La Segunda newspaper is calling Papas Fritas “El agitador cultural del momento” (the cultural agitator of the moment), contextualizing his work as a contemporary spin on happenings and Situationism. In the past, his art has included showing counterfeit coins made of “pasta base” (a highly addictive cocaine paste) at Galería Metropolitana in Santiago in 2012, while at the Museo Nacional de Bellas Artes’s Sexta Bienal de Arte Contemporáneo in 2008, he tattooed his own back with the logo of the institution, then asked audience members to beat him with a whip, paying 100 pesos (about 20 cents) a lash or 1,000 to spit on him (or about a $1.80).

In his video confession about the burning of the student debt papers, Papas Fritas says he was looking to do something that went “beyond a performance,” and passionately talks about the power of art to change life. “Perhaps some of you will be questioning whether this is real or fake,” he says at one point. “No—it’s no lie.”
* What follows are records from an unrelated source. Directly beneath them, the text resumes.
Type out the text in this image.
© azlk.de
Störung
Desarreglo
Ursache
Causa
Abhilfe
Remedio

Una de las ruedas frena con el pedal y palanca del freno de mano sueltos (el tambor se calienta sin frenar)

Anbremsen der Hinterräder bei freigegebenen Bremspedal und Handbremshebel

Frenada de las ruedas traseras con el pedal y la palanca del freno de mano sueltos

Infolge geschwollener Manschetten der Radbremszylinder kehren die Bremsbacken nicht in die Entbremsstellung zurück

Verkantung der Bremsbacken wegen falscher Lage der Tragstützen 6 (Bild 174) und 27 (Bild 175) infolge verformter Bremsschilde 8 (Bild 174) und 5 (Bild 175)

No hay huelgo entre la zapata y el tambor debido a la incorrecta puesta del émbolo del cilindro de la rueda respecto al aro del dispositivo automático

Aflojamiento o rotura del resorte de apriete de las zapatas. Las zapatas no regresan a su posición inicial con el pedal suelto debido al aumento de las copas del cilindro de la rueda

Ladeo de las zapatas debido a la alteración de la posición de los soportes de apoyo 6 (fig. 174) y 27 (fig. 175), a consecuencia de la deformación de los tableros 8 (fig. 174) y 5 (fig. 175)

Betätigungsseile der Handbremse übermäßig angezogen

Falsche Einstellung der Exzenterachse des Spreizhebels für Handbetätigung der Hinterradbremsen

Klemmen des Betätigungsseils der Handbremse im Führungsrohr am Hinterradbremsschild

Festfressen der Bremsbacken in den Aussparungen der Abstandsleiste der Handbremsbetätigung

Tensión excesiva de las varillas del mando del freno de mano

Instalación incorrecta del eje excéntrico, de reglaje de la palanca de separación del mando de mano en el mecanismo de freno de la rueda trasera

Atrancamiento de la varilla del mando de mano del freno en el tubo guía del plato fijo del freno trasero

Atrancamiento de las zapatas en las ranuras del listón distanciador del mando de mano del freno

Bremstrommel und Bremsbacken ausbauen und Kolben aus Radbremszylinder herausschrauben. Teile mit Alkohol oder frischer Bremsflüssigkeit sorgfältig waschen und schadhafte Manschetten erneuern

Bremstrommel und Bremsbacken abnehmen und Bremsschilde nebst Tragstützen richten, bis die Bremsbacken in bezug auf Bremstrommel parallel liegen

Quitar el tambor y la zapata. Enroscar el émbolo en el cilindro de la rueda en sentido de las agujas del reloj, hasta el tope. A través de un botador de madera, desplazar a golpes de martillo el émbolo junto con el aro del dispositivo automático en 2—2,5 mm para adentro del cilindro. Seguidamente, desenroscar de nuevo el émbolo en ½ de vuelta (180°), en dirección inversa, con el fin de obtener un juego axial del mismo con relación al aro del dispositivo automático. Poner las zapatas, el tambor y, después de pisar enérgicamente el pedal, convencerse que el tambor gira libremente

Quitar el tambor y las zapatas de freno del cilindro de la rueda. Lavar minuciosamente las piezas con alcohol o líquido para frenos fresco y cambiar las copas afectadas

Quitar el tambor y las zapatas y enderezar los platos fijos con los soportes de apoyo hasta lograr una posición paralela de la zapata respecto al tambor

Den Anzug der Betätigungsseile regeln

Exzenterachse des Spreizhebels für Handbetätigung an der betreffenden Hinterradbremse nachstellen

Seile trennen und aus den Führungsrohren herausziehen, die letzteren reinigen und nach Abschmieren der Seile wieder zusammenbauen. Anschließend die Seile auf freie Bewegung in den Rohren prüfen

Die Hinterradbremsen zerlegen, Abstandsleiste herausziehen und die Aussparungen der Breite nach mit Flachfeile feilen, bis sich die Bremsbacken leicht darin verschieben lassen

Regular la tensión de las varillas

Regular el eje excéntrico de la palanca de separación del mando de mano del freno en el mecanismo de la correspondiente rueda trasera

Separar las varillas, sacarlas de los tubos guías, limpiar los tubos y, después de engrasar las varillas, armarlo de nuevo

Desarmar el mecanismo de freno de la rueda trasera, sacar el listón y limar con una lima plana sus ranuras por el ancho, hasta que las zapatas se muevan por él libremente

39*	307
The documents were supposedly taken during a student occupation of Universidad del Mar, a private institution that was shuttered last year amid controversies over its finances. What exact effect their destruction might have is unclear.

As for the legal fallout, the English-language Santiago Times explains: “Legal counsel for Tapia note that Chilean law calls for a one to five year jail term for stealing property in an unoccupied space, but that Tapia’s self-admission for his criminal activity opens the door for probationary sentencing that could result in zero jail time for the artist. Alternatively, attorneys representing Universidad del Mar’s beleaguered students are seeking to void all the loan contracts signed by students, arguing that the contracts were fraudulent in origin.”